Im Rahmen des „Pakts für Verkehrssicherheit“ haben sich das Bundesverkehrsministerium (BMV), Länder, Kommunen und über 400 nichtstaatliche Akteure im Jahr 2021 ein ehrgeiziges Ziel gesetzt: Die Zahl der im Straßenverkehr getöteten Menschen soll bis 2030 um 40 Prozent sinken. Anlässlich der zweiten Nationalen Verkehrssicherheitskonferenz am 14. April zieht der Deutsche Verkehrssicherheitsrat (DVR) eine kritische Zwischenbilanz. Während im Pandemie-Jahr 2021 noch 2.562 Menschen im Straßenverkehr ums Leben kamen, stieg diese Zahl im Jahr 2024 auf 2.770 und 2025 sogar auf 2.814 an. Der DVR warnt, dass das selbst gesteckte Reduktionsziel angesichts dieser Entwicklung kaum noch zu erreichen ist. Gleichzeitig begrüßt der DVR ausdrücklich, dass der Bund auf der Nationalen Verkehrssicherheitskonferenz mit der Entschärfung der Gefahren auf Landstraßen einen richtigen strategischen Schwerpunkt setzt.

„Die Statistik spricht eine klare Sprache: Bei der Reduzierung der Todesfälle im Straßenverkehr kommen wir in den letzten Jahren nicht voran – die Entwicklung stagniert“, erklärt Manfred Wirsch, Präsident des DVR. „Wo sich Fehlentwicklungen verfestigen, ist politische Führung gefragt.

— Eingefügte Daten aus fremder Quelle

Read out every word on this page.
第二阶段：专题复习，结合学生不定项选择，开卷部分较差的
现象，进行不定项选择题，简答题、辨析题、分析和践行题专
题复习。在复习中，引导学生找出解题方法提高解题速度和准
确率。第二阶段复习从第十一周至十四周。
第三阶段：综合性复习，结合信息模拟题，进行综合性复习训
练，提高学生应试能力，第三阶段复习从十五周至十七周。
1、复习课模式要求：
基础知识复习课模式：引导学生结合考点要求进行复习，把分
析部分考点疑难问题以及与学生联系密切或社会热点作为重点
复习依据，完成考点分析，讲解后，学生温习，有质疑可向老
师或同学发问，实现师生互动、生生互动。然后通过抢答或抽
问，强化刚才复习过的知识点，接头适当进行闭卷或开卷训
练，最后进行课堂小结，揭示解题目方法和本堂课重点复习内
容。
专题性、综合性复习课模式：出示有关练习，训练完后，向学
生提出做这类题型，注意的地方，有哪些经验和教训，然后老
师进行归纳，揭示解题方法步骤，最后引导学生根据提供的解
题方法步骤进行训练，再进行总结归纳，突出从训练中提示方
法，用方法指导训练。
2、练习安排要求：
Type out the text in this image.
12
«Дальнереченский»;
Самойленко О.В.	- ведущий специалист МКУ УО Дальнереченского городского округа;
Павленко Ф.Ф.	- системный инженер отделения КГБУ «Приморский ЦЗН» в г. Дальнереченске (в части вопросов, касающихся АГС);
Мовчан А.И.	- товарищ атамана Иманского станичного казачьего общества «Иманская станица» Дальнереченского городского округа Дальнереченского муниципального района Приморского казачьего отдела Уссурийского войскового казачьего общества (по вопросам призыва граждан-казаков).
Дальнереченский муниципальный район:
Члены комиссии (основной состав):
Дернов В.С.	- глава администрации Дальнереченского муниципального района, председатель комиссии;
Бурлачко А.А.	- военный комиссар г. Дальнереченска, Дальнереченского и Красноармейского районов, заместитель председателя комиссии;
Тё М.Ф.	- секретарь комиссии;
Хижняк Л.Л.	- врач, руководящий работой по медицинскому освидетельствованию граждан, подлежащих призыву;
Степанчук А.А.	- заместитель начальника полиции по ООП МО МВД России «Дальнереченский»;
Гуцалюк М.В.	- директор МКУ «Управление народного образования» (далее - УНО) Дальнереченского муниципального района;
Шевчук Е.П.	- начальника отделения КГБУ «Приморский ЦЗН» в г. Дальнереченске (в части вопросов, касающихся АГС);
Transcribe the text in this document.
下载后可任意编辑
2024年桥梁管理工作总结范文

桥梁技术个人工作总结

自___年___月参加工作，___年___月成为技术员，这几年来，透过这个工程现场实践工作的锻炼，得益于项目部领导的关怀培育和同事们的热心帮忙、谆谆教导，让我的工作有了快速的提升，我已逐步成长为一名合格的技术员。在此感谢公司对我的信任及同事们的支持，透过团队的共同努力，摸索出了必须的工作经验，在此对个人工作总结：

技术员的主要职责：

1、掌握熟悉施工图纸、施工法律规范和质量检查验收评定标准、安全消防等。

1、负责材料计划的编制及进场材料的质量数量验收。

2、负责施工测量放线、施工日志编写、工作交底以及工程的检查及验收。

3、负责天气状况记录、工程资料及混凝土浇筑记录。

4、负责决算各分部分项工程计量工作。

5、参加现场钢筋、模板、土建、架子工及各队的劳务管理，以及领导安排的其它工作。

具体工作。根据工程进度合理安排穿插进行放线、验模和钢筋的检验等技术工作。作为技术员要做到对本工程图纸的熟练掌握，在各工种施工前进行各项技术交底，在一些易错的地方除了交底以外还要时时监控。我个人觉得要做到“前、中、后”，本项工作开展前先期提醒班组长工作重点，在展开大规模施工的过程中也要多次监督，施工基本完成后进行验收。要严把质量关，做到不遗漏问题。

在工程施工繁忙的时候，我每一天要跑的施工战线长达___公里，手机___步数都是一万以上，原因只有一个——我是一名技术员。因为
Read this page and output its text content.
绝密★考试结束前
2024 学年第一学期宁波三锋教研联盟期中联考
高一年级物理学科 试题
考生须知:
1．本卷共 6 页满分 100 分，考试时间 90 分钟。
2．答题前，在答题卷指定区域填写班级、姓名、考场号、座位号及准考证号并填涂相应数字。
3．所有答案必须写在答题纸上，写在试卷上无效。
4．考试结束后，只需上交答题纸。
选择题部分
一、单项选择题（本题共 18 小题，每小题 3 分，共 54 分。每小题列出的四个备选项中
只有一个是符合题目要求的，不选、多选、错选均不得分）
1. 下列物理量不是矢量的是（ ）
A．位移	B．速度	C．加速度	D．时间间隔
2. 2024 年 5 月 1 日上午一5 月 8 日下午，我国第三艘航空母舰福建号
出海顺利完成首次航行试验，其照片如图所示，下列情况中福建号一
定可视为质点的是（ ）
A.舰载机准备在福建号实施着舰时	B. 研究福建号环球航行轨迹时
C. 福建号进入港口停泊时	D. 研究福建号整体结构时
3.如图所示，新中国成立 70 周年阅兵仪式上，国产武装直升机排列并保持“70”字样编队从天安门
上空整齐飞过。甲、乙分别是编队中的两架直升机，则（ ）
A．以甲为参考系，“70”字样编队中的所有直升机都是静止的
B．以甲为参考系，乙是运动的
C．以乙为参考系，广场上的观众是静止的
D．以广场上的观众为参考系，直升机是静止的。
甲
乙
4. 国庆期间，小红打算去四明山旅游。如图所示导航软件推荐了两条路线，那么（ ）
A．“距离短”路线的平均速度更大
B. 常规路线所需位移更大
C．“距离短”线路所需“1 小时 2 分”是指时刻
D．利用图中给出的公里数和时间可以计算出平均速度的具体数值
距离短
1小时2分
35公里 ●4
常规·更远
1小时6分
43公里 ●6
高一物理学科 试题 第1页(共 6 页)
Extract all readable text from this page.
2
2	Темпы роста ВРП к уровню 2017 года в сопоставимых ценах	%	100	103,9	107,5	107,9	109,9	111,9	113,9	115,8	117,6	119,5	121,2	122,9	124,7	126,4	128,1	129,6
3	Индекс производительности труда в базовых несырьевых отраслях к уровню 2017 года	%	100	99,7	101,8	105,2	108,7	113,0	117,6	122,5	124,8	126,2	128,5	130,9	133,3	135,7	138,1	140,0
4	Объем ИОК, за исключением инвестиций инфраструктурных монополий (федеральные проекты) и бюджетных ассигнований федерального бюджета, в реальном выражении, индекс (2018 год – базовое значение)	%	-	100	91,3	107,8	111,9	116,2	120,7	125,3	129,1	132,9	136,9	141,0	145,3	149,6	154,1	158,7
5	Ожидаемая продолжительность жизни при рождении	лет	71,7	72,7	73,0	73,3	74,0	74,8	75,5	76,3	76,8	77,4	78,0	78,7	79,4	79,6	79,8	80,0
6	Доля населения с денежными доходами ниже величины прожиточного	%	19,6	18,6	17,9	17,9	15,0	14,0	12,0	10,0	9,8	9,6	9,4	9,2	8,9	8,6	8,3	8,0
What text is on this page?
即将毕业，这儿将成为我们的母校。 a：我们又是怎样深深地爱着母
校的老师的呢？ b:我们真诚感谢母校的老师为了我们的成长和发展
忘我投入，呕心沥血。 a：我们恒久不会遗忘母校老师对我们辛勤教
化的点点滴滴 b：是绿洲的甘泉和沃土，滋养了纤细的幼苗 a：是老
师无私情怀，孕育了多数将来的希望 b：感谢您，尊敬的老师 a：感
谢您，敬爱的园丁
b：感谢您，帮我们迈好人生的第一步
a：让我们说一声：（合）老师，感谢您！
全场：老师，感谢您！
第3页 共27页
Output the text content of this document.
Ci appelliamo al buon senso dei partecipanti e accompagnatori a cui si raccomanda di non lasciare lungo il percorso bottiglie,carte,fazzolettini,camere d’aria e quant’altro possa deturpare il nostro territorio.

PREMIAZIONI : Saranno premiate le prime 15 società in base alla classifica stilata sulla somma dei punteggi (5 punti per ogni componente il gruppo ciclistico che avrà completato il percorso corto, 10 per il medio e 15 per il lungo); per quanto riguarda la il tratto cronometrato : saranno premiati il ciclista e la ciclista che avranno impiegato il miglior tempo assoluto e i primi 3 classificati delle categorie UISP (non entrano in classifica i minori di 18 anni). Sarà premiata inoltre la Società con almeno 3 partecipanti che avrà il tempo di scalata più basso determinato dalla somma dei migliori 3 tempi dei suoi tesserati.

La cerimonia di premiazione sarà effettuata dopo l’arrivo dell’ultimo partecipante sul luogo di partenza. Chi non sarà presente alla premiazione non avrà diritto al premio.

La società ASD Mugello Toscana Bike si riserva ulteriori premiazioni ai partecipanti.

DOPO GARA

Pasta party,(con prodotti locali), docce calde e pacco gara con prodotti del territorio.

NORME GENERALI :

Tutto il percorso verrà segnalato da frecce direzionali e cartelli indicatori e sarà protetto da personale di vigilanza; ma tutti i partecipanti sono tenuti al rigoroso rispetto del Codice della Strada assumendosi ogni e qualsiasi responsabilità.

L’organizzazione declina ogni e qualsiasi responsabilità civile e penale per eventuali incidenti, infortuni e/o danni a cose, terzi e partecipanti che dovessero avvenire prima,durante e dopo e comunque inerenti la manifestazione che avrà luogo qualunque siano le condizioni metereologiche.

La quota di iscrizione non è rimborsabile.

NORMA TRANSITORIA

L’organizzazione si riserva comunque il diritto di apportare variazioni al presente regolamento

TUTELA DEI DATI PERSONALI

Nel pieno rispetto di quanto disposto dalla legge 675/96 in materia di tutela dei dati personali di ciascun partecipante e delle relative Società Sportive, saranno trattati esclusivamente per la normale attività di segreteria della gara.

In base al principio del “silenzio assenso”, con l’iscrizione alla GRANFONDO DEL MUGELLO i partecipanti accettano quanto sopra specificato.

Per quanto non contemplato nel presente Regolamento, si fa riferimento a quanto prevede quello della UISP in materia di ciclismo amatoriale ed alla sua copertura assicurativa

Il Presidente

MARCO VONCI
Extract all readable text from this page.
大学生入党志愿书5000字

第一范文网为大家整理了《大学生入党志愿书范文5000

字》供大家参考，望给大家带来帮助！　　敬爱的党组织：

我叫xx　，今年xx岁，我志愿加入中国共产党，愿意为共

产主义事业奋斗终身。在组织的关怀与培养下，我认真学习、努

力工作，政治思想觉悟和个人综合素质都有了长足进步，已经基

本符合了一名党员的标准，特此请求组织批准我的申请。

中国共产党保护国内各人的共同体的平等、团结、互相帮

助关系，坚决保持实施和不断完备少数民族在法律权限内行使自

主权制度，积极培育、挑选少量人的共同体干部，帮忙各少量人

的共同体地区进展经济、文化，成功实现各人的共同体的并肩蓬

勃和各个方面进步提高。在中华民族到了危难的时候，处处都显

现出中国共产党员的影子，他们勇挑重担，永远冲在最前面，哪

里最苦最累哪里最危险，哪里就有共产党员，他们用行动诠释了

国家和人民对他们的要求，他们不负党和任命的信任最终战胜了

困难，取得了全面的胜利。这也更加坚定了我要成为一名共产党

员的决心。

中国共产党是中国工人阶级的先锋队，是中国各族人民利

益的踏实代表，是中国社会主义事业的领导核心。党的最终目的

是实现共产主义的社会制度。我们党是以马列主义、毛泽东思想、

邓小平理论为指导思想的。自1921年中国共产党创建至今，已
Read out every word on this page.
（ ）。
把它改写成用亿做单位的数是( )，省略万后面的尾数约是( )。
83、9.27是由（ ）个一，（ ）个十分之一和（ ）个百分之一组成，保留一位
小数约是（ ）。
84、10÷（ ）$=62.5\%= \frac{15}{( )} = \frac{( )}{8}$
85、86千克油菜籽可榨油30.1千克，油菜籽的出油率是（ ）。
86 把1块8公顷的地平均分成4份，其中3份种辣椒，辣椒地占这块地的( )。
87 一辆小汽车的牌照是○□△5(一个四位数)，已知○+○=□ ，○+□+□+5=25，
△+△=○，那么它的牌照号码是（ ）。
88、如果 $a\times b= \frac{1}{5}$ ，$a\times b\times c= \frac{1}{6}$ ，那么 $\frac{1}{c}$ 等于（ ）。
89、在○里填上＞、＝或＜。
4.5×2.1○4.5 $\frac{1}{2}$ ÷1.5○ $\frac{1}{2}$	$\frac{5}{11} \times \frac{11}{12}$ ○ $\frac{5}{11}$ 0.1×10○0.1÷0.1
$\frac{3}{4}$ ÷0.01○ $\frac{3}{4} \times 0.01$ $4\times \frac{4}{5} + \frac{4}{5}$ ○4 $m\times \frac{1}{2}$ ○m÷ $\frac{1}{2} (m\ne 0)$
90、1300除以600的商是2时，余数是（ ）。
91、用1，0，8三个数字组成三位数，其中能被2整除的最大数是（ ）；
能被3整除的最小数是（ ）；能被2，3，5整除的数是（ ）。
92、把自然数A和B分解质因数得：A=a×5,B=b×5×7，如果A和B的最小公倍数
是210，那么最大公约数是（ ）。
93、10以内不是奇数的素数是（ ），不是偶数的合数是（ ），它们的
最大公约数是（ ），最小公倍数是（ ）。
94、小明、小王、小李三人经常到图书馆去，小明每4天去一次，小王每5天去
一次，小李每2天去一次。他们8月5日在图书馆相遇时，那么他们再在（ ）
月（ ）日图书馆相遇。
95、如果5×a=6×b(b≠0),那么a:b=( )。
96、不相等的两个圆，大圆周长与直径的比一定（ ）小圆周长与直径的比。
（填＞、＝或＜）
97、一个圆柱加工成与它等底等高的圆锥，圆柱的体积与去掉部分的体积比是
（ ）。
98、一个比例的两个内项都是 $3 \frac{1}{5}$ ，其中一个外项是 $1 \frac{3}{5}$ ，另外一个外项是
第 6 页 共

Es ist daher ein wichtiges Signal, dass Bundesverkehrsminister Patrick Schnieder den Unfallhotspot Landstraße zu einem Kernthema der Konferenz gemacht hat. Da fast 60 Prozent der im Straßenverkehr getöteten Menschen auf Landstraßen verunglücken, liegt hier ein entscheidender Hebel.“

Bund und Länder: Landstraßen gemeinsam sicher machen

Es ist ein entscheidender Schritt, dass der Bundesverkehrsminister und die Verkehrsministerinnen und Verkehrsminister der Länder nicht nur Maßnahmen für Bund, Länder und Kommunen festgelegt, sondern zur Verbesserung der Sicherheit auf Landstraßen auch die Ministerien für Inneres, Justiz und Gesundheit zu Beratungen aufgerufen haben. Nur durch einen ressortübergreifenden Ansatz lässt sich der grundgesetzliche Schutz von Leib und Leben auch auf Landstraßen wirksam gewährleisten. Zudem gilt es, die enormen volkswirtschaftlichen Kosten von Straßenverkehrsunfällen zu senken, die 2024 erstmals die 40-Milliarden-Euro-Marke überschritten haben.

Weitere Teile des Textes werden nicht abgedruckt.